Ils sont enfin arrivés . Au milieu , se trouve l'étang , caché sous la mousse et la fougère, un grand chêne penché au bord, surveillant les eaux calmes. Remedios a commencé à installer le campement pendant que Manuel s'est enfoncé dans le taillis pour rassembler du bois sec pour la soirée . La marmite suspendue au dessus du feu, elle laisse errer son regard sur les nuées de moustiques au dessus de l'eau, un vague sourire aux lèvres . Le soir tombe. Enroulée dans son châle brodé, Remedios regarde les étoiles s'allumer une à une dans le ciel et la lune d'argent tomber dans l'étang. La fumée du repas monte dans l'air plus frais et s'enroule en volutes griffues ... Manuel n'est pas revenu, et les fourrés s'agitent de piétinements obscurs . Au bord de la clairière dansent deux yeux d'or pâle . Remedios a ramassé ses jupes et cours dans la forêt . Les branches s'accrochent à son châle, à ses cheveux . Elle cours comme le vent , les dents serrées sur un souffle haletant, les poings crispés, le corps tendu en avant...

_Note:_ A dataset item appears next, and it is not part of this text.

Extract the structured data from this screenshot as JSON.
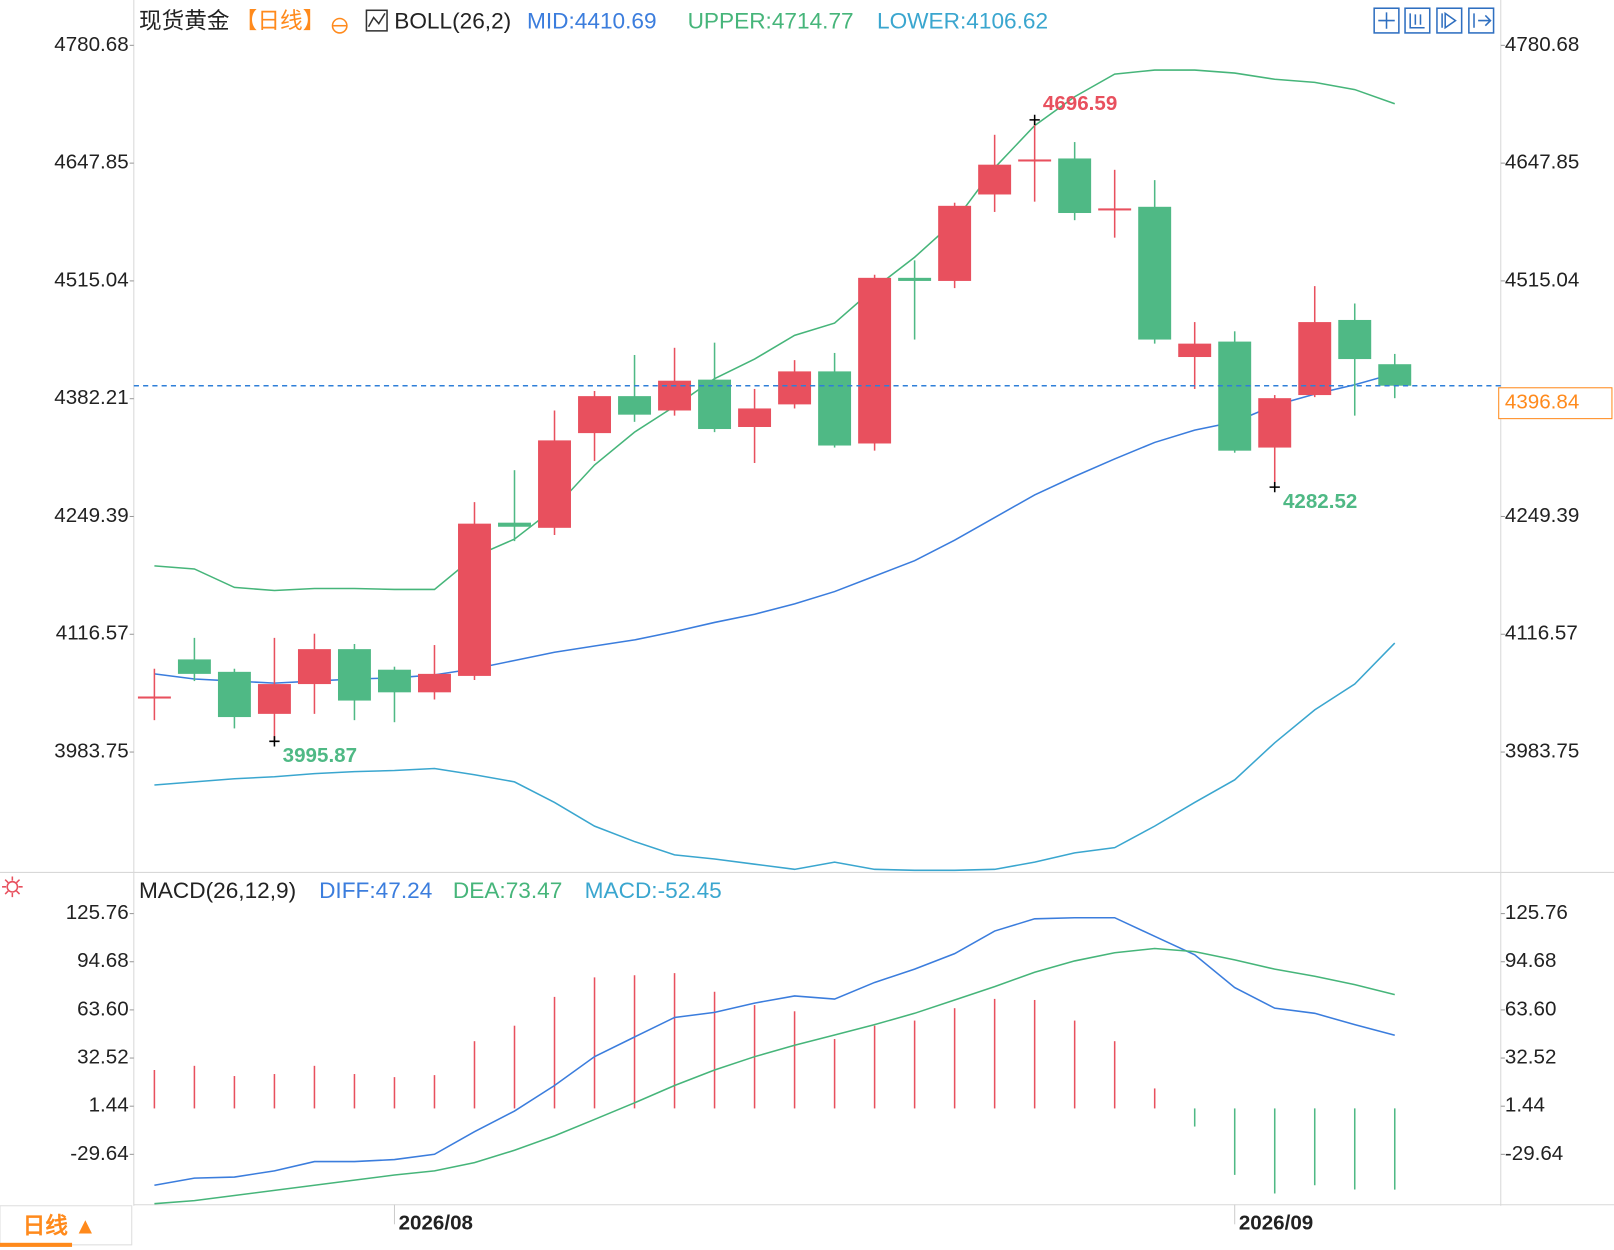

Le soleil se lève sur un amas de tissus et de feuilles d'où émerge une main délicate et blanche, ouverte et suppliante , une longue chevelure noire , comme un écheveau de soie souillé de menues branches et d'écarlate.
Manuel fixe les braises fumantes , les mains abandonnées sur les cuisses, pensif et apaisé, du sang sous les ongles.